A Northern Quoll (Dasyurus hallucatus)

For the first q-themed post, we must travel to the ancient arid continent of Australia. For reasons of geology and tectonics, Australia has been a wallflower in the great continental ballet and has been isolated for the last 40 million years.  Thanks to this geographic seclusion, the animals of Australia are much different than the creatures which flourish elsewhere, and Austalia’s mammals are dominated by marsupials like the kangaroos, the wombats, the koalas, and the bandicoots.  All of those creatures are herbivores, but there are insectivorous marsupials (like the numbat) and there are marsupial carnivores which prey on the others.  Some of the larger orders of marsupial predators have died off as Australia dried out, but a major order of predators remain–the catlike quolls.

Quolls (genus Dasyurus) are solitary, nocturnal mammals which seek shelter in their burrows and dens by day and hunt birds, amphibians, reptiles, and small mammals at night. They are agile all-terrain creatures capable of swiftly moving across the forest floor or through the forest canopy.  Quolls kill their prey with a bite to the neck where it joins the head.  In addition to being predators, they also scavenge for carrion and they can sometimes be found by picnic areas and rubbish dumps. There are six species of quolls which range in size from 350 grams (12 ounces) to 3.5 kilograms (8 pounds). Four species are located across the Australian mainland while one species inhabits New Zealand.  One outlier species, the Bronze Quoll (Dasyurus Spartacus) lives in the savannah of New Guinea. The animals all share a characteristic spotted fur coat and a similar lifestyle.  The closest relatives of quolls are the formidable Tasmanian devils (the largest extant marsupial carnivores) and the superficially weasel-like mulgaras.
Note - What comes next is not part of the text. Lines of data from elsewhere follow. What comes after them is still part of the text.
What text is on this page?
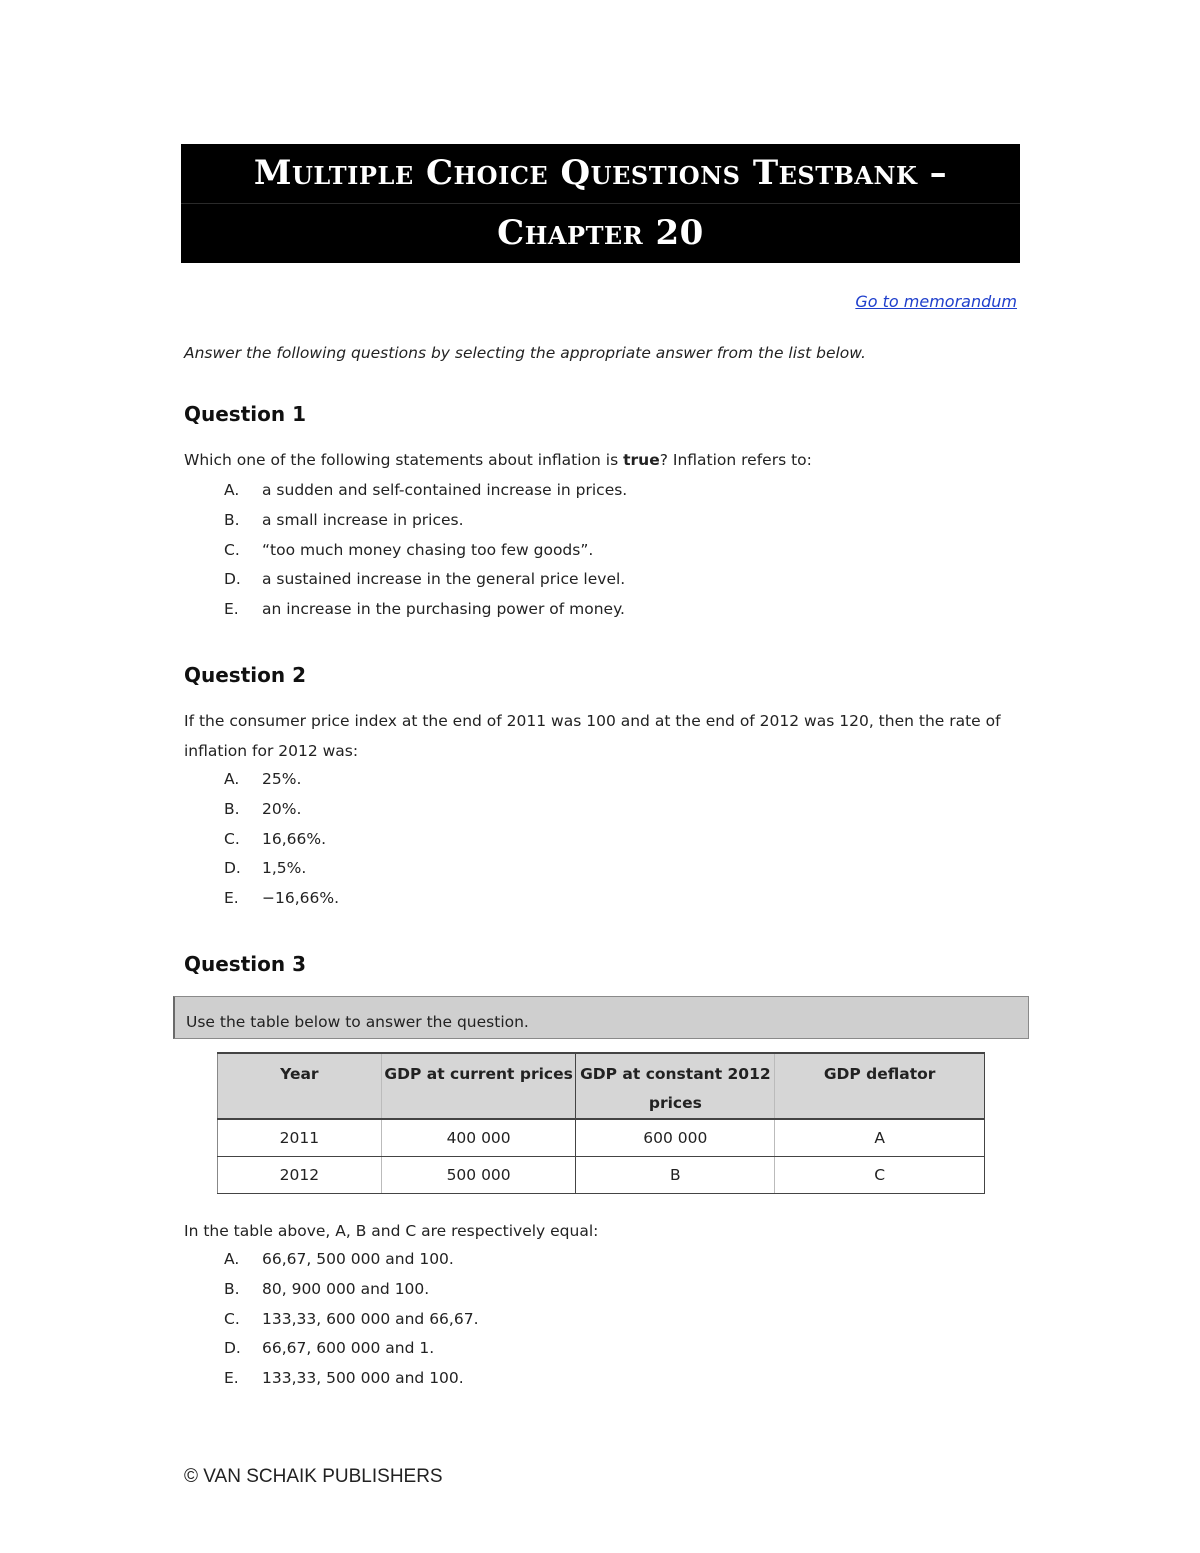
Multiple Choice Questions Testbank –
Chapter 20
Go to memorandum
Answer the following questions by selecting the appropriate answer from the list below.
Question 1
Which one of the following statements about inflation is true? Inflation refers to:
A.	a sudden and self-contained increase in prices.
B.	a small increase in prices.
C.	“too much money chasing too few goods”.
D.	a sustained increase in the general price level.
E.	an increase in the purchasing power of money.
Question 2
If the consumer price index at the end of 2011 was 100 and at the end of 2012 was 120, then the rate of inflation for 2012 was:
A.	25%.
B.	20%.
C.	16,66%.
D.	1,5%.
E.	−16,66%.
Question 3
Use the table below to answer the question.
Year	GDP at current prices	GDP at constant 2012 prices	GDP deflator
2011	400 000	600 000	A
2012	500 000	B	C
In the table above, A, B and C are respectively equal:
A.	66,67, 500 000 and 100.
B.	80, 900 000 and 100.
C.	133,33, 600 000 and 66,67.
D.	66,67, 600 000 and 1.
E.	133,33, 500 000 and 100.
© VAN SCHAIK PUBLISHERS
Unfortunately, quolls are not doing well.  Feral cats, dogs, and foxes are much more deft predators and are outcompeting the quolls or eating them outright (although the quolls do get some free meals from the invasive wave of rabbits and rats which have swept Australia).  Additionally the quolls are falling victim to an even stranger invasive species.  The Cane Toad (Bufo marinus) is a toxic South American toad which was brought to Australia in order to control agricultural pests.  The toads secrete a powerful toxin which is potent enough to kill a human (some people ingest cane toad secretions in order to experience the hallucinogenic effects).  Cane toads resemble some of the natural amphibian prey species of quolls and the spotted predators eat them voraciously—only to fall sick and die.  In order to save the unlucky quolls, a project is afoot to train the predators not to eat cane toads. Wildlife researchers have been dropping small sausages made of cane toad from airplane in quoll habitats.  It is hoped that quolls will eat the sausages and become violently sick (but not fatally so).  Having had a miserable bad trip, the quolls will then presumably forbear from eating further cane toad flesh.